From the artist – Drypoint technique:
“My drypoints start with the artwork, which is reversed before working from it to the printing plate. This can be zinc or acrylic (Perspex). Acrylic is easier to use as you can lay it over the artwork. I then use a sharp pointed tool to scratch lines/curves into the plate, crosshatching where I want to build up strong dark areas. When this process is complete I am ready for printing. Suitable printing paper is cut to size, dampened and the press is set up at the correct pressure.
I am now ready to ink up the plate. Etching ink is very tacky and is applied with printers mull (similar to baby muslin). The ink is rubbed into the lines and left in an even layer over the plate. With progressively cleaner mull, I then work into this surface layer, wiping back to the bare plate where I want the lightest tones. Different coloured inks can be used for tonal variation and colour highlights.

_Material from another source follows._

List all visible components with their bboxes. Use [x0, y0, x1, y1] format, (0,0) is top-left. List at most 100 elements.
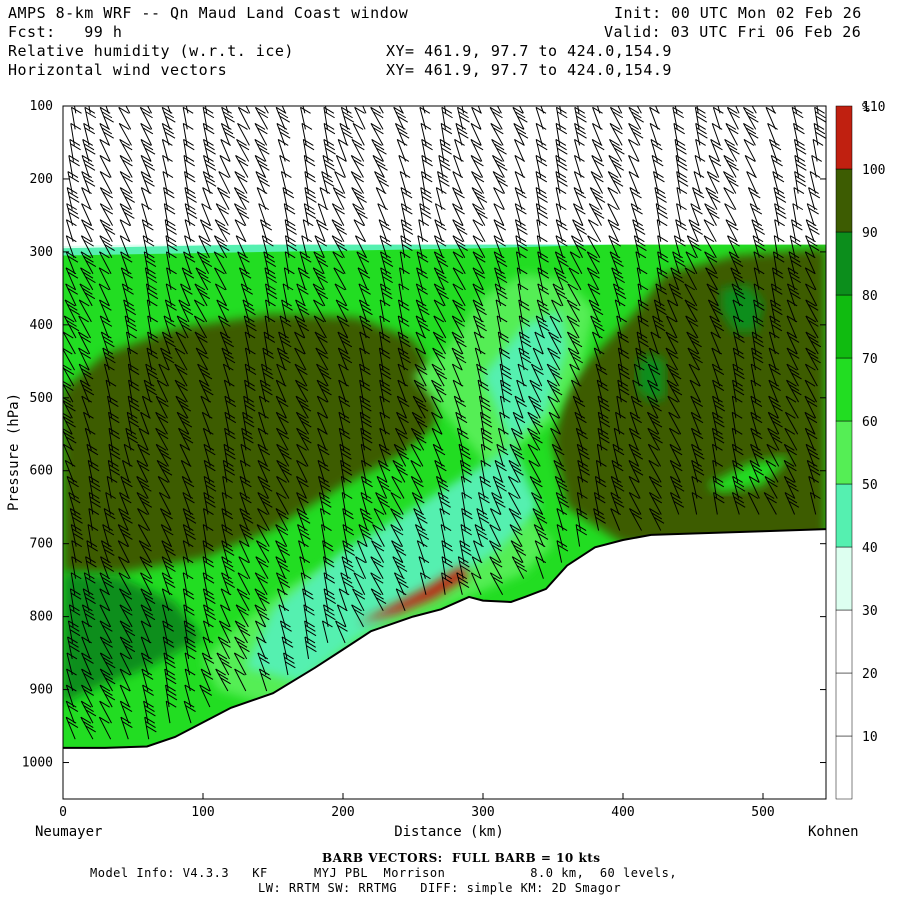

Because of the process I use, there is always some variation within an edition, as the plate is re-inked after each separate print. The plate is then laid face up on the printing bed within registration marks. The paper is then carefully laid over the plate within a second set of registration marks. Felts are dropped over the paper and the press bed is then wound through two rollers under pressure. The felts are then peeled back, as is the paper off the printing plate, and left to for several days. At this stage any watercolour can be applied for additional effect.”